El médico les había advertido a los burócratas de las obras sociales que no declinaría en sus lineamientos éticos. En su Fundación nadie les pagaría los retornos que exigían. Los mercaderes de aquellos años menemistas dejaron de enviar a los pacientes al Instituto. En su escrito antes de morir, Favaloro apuntó contra los sindicalistas corruptos “que coimean fundamentalmente con el dinero que corresponde a la atención médica” y planteó una especial referencia sobre el PAMI, que mantenía una vieja deuda de casi dos millones de dólares. La conducción de Alderete le exigía esos malditos retornos para reconocer el pago. “A la corta o a la larga te lo hacen pagar”, lamentó el médico dispuesto a no ceder un milímetro en su honestidad. Cuando llegó el gobierno de Fernando De la Rúa, Favoloro creyó que se abría una oportunidad pero el entonces interventor del PAMI, Horacio Rodríguez Larreta, también se negó a reconocer lo que le debían. ”Estoy cansado de luchar y luchar, galopando contra el viento como decía Don Ata”, admitió el hombre que había revolucionado la medicina mundial.
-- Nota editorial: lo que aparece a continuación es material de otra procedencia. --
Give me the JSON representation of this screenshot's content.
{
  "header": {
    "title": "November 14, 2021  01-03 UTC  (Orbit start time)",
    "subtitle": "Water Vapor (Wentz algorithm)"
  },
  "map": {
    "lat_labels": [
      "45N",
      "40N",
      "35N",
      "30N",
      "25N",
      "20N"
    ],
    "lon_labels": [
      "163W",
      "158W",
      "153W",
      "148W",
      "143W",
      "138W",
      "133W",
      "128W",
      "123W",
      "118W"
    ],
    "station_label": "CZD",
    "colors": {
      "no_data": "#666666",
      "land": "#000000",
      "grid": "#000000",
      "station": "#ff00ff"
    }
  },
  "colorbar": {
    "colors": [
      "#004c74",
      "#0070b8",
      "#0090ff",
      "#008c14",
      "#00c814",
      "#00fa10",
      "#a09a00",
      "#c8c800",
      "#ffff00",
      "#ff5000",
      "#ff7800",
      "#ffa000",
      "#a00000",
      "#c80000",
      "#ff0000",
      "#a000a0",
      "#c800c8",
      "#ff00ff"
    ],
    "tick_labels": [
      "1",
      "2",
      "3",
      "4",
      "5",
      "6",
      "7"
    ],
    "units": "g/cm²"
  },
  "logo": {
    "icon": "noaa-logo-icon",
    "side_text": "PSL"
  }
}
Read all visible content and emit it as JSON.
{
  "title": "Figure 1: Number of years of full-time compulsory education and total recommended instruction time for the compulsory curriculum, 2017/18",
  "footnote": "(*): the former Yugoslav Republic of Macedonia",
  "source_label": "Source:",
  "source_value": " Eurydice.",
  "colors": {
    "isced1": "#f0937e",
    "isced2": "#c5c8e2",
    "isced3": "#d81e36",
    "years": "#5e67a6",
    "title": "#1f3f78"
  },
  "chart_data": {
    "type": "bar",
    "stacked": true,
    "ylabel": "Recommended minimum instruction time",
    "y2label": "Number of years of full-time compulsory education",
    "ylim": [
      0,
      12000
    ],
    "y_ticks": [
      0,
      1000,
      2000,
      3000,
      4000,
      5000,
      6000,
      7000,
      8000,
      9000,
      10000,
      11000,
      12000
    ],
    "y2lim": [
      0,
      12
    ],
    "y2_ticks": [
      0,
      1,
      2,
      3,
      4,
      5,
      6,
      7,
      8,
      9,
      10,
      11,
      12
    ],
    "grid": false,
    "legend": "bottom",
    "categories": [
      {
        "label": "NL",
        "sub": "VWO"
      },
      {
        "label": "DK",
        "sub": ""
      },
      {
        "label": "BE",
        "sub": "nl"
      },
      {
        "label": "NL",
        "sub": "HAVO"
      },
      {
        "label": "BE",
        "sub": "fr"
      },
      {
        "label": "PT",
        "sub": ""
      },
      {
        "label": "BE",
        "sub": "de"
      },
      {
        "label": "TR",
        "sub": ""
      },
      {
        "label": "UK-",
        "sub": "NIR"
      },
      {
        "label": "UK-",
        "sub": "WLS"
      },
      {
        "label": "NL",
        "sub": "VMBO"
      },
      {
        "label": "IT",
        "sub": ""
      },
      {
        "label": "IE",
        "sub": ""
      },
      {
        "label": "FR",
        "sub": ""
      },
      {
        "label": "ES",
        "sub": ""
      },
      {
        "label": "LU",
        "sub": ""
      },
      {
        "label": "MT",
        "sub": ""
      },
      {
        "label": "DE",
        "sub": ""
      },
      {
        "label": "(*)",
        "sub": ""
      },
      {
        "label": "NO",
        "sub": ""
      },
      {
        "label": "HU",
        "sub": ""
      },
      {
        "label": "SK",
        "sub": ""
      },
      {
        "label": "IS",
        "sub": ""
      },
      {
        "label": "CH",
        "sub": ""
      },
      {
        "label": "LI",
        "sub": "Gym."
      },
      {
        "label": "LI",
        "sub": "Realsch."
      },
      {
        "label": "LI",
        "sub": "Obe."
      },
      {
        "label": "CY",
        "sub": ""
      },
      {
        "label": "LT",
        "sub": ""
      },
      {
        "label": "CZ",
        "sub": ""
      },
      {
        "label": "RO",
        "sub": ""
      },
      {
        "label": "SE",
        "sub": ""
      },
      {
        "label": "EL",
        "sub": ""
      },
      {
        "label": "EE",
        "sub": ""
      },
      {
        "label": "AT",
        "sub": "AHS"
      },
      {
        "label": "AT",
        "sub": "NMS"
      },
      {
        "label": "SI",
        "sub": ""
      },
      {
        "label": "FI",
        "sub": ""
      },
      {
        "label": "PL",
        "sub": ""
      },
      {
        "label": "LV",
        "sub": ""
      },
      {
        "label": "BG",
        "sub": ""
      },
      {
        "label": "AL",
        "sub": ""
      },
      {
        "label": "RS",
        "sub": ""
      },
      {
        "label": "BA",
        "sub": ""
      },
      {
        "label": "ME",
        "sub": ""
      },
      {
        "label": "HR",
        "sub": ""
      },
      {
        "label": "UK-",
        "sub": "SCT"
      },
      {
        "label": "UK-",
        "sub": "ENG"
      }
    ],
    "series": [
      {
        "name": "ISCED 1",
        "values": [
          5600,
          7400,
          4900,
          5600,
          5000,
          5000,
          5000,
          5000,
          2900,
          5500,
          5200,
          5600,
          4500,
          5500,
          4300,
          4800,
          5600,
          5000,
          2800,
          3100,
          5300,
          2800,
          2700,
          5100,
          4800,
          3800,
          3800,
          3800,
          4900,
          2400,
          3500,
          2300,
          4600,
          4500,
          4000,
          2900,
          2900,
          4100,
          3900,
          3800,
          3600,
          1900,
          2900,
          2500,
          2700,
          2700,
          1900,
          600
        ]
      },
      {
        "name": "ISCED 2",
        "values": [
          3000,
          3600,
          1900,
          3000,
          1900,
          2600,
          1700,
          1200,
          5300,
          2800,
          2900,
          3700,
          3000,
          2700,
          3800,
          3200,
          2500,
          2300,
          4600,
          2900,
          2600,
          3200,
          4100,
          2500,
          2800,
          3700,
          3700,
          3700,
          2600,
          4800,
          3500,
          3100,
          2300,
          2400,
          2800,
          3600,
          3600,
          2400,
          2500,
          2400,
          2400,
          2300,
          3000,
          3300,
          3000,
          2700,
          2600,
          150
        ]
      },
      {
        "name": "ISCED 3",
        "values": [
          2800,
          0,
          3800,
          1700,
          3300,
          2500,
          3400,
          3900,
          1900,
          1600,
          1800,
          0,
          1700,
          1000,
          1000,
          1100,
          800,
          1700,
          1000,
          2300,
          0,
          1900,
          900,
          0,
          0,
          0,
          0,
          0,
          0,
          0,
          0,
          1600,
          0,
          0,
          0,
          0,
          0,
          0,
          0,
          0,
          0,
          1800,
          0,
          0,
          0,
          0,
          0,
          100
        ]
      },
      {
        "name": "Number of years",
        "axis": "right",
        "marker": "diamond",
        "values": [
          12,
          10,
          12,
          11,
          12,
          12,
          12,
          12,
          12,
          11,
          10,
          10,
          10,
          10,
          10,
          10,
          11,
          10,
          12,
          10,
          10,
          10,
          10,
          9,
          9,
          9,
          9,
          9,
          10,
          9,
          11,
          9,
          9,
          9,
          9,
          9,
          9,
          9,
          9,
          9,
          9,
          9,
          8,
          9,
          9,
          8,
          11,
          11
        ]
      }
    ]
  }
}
Favaloro aseguró que “el cirujano vive con la muerte, es su compañera inseparable” y señaló que “con ella, me voy de la mano”. La vida ya no le daba esa nueva oportunidad de reinventarse. La corrupción le había ganado una pulseada en la que no iba a firmar un pacto espurio que atentara contra todo en lo que había creído. El último gesto del cirujano que comenzó a aprender a salvar vidas las tardes en que resolvió tallar la madera junto a su papá.